La plataforma de transporte, que en 2023 había firmado grandes acuerdos multianuales con Oracle Cloud y Google Cloud para migrar la mayor parte de su infraestructura desde centros de datos propios, ha decidido ahora trasladar más funciones de su servicio de viajes a la infraestructura de AWS. En concreto, ampliará el uso de los procesadores Graviton (basados en ARM y de bajo consumo) y comenzará pruebas con Trainium3, el chip de inteligencia artificial de Amazon diseñado para competir con Nvidia.
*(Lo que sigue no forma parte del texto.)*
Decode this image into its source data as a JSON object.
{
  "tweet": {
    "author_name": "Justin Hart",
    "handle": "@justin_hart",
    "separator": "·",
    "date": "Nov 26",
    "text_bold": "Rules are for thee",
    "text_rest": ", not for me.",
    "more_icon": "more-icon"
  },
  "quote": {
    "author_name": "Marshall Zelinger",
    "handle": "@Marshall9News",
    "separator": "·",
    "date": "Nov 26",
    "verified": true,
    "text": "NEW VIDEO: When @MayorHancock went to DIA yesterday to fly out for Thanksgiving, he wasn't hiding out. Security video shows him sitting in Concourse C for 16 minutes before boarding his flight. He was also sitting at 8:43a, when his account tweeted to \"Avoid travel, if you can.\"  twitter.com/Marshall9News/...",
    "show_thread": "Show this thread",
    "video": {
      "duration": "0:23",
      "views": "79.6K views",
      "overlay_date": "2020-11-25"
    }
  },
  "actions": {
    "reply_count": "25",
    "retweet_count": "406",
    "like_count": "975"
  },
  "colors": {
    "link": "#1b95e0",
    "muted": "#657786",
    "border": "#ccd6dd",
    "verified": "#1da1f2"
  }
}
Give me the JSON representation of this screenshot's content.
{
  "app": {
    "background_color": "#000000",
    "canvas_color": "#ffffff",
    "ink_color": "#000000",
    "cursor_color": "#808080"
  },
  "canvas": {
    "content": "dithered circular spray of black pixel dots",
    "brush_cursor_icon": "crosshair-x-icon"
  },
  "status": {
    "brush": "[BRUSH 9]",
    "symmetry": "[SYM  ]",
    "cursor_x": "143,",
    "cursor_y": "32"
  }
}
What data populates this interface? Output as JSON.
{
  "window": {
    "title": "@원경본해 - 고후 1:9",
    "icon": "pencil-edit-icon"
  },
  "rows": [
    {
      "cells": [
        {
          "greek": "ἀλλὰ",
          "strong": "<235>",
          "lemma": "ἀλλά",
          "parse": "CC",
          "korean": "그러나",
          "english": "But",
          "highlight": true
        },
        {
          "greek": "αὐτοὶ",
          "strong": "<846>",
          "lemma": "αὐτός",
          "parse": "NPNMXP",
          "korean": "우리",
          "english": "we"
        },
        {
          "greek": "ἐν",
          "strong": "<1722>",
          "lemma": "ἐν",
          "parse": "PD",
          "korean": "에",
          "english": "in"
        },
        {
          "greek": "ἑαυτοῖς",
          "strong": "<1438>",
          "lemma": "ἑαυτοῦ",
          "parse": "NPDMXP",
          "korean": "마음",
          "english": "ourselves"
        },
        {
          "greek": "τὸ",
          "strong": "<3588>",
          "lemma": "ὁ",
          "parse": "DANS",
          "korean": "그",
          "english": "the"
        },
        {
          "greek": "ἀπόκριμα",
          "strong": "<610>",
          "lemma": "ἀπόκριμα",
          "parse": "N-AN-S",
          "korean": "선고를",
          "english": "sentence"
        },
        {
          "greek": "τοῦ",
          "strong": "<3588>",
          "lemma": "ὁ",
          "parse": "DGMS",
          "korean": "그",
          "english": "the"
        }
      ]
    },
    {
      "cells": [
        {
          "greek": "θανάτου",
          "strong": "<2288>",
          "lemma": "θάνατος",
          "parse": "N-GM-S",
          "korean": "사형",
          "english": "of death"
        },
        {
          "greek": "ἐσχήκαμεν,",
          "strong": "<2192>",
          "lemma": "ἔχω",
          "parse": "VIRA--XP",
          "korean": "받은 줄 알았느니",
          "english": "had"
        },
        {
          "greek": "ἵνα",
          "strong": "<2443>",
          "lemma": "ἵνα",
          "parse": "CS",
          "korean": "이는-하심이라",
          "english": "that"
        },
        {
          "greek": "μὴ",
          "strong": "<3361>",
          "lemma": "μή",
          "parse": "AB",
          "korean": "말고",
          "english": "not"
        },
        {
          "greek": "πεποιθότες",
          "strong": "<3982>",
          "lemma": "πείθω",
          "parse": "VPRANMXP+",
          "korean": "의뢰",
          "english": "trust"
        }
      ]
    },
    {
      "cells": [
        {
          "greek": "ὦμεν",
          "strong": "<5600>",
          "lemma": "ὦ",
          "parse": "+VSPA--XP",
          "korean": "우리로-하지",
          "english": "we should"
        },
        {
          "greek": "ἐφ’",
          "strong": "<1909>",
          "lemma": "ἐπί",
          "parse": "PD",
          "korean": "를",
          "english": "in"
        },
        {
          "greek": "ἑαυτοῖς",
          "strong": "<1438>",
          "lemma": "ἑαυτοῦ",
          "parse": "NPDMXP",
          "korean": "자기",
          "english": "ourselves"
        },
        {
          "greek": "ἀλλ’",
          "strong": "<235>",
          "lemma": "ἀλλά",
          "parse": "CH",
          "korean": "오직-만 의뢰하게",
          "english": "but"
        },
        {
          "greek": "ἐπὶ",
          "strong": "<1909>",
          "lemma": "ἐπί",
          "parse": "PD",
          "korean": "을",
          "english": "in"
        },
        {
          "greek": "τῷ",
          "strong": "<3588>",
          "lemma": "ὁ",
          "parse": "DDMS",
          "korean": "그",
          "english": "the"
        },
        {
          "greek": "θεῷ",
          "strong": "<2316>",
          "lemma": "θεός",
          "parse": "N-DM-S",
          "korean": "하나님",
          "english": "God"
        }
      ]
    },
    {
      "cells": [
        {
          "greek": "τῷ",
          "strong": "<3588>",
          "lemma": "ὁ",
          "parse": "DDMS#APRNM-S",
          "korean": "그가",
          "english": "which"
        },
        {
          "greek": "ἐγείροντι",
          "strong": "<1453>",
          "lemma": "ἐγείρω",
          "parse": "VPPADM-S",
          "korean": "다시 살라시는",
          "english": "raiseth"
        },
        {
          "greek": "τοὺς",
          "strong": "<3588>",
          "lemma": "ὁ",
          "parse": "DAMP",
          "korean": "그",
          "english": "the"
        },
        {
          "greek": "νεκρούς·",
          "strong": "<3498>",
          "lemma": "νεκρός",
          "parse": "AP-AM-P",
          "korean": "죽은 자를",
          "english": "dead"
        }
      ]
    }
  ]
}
El giro es significativo porque Uber había destacado públicamente el uso de chips ARM de Ampere en la nube de Oracle como parte clave de su transición tecnológica. Ampere, fundada por la exdirectiva de Intel Renee James con fuerte respaldo financiero y accionarial de Oracle, fue vendida recientemente a SoftBank, operación en la que Oracle obtuvo una ganancia multimillonaria al desprenderse de su participación.
Mientras Oracle asegura que ya no ve ventaja en diseñar sus propios chips y prefiere comprar hardware a proveedores como Nvidia para alimentar los centros de datos de OpenAI y otros proyectos de inteligencia artificial, Amazon presume justo lo contrario: que sus chips diseñados en casa son un diferencial competitivo para atraer grandes clientes.
Con Uber, AWS suma otro nombre de peso a una cartera de clientes que ya incluye a Anthropic, OpenAI y Apple, todos incrementando su uso de los chips de IA de Amazon. El CEO de Amazon, Andy Jassy, ha señalado que Trainium ya es un negocio de miles de millones de dólares, y la nueva ampliación de contrato con Uber refuerza el mensaje de que tener hardware propio puede ser una ventaja clave en la carrera por el mercado de la nube y la inteligencia artificial.
En el fondo, la noticia ilustra la compleja red de intereses cruzados entre gigantes tecnológicos: Oracle, SoftBank, Nvidia, OpenAI y ahora AWS, todos moviendo fichas en torno al control de chips, centros de datos e infraestructura crítica para la próxima generación de servicios de IA.